I have seen errors caused by buffer overflows that did only crash when I tried to shutdown LabVIEW, as it had overwritten some memory location that were not vital for the operation of the program, but when LabVIEW was going through it's allocated resources to free them properly before quitting it got caught by pointers that had been invalidated by the buffer overflow error earlier.
05-25-2012 09:07 AM
Thank you for your comprehensive answer.
If I get it right you suggest that when glutInit is trying to modifi argv accidentaly corrupt LabVIEW memory space, right?
I tryed to configure CLN so argc and argv are send to DLL from LabVIEW but it did not solve the problem.
CLN configuration Parameters:
argc - Numeric, signet 32-bit Integer, passed by value
argv - String, Cstring Pointer
In DLL are parameters accepted as:
int argc
char *argv
05-25-2012 09:11 AM - edited 05-25-2012 09:14 AM
@brano.s wrote:
Thank you for your comprehensive answer.
If I get it right you suggest that when glutInit is trying to modifi argv accidentaly corrupt LabVIEW memory space, right?

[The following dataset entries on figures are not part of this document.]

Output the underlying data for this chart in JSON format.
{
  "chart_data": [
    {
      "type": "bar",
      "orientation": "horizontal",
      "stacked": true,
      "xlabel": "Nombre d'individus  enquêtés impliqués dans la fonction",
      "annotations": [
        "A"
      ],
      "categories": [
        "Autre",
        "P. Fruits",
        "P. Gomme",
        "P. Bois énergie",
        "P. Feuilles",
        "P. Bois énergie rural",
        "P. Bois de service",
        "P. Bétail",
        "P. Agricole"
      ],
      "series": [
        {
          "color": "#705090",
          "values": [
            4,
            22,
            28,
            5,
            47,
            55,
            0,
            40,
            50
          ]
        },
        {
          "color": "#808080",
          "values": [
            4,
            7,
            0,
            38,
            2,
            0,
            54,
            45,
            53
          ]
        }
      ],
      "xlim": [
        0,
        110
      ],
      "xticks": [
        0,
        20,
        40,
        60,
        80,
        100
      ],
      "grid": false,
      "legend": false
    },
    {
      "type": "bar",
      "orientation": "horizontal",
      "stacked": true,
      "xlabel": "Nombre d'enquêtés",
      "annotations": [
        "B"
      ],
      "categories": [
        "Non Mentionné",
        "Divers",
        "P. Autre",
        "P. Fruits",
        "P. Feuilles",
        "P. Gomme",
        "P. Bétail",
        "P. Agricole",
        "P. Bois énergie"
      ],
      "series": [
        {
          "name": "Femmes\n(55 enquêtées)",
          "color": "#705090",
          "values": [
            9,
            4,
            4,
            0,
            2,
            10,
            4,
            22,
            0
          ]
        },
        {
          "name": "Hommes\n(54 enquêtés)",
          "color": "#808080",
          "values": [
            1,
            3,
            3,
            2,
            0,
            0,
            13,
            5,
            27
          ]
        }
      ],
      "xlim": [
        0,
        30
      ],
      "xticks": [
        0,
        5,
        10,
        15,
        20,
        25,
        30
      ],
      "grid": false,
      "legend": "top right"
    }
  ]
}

I tryed to configure CLN so argc and argv are send to DLL from LabVIEW but it did not solve the problem.
CLN configuration Parameters:
argc - Numeric, signet 32-bit Integer, passed by value
argv - String, Cstring Pointer
In DLL are parameters accepted as:
int argc
char *argv
No! That might be a problem too, but I was suggesting that one of the other functions you are calling, has a misconfigured or misallocated buffer, that causes that function to overwrite some memory it shouldn't, and causing LabVIEW later on, to crash.
What makes you think that glutInit() must be the culprit? The fact that a restart of the program crashes? Think again. Once anything in your program has corrupted memory, it will crash sooner or later. This can be as soon as you call the function in question or as late as several hours, days, weeks or months later, when your program executes a code path that tries to access data, that happens to be at the location your function has been overriding.
05-25-2012 09:33 AM
It is probably glutInit because it is last function called in DLL before LabVIEW crashes.
It is always the same scenario, always call to glutInit causes crash.
05-25-2012 09:43 AM
If it would be truely glutInit() it would most likely crash the first time already. What is more likely is that openGL itself gets messed up internally during some of the previous calls during the first run, likely becuase you happen to not pass in array buffers large enough for the function and when you call glutInit() again, it tries to clean up its internal objects, pointers and what else from the previous run and stumbles across the previously corrupted pointer.
Remember it's usually not the messanger that is the cause of the problem. Same with function crashes. They may be caused by memory corruption in some other, seemingly unrelated part of your program, sometimes just before the function call, but it can be just as well a call to a function that happened hours ago.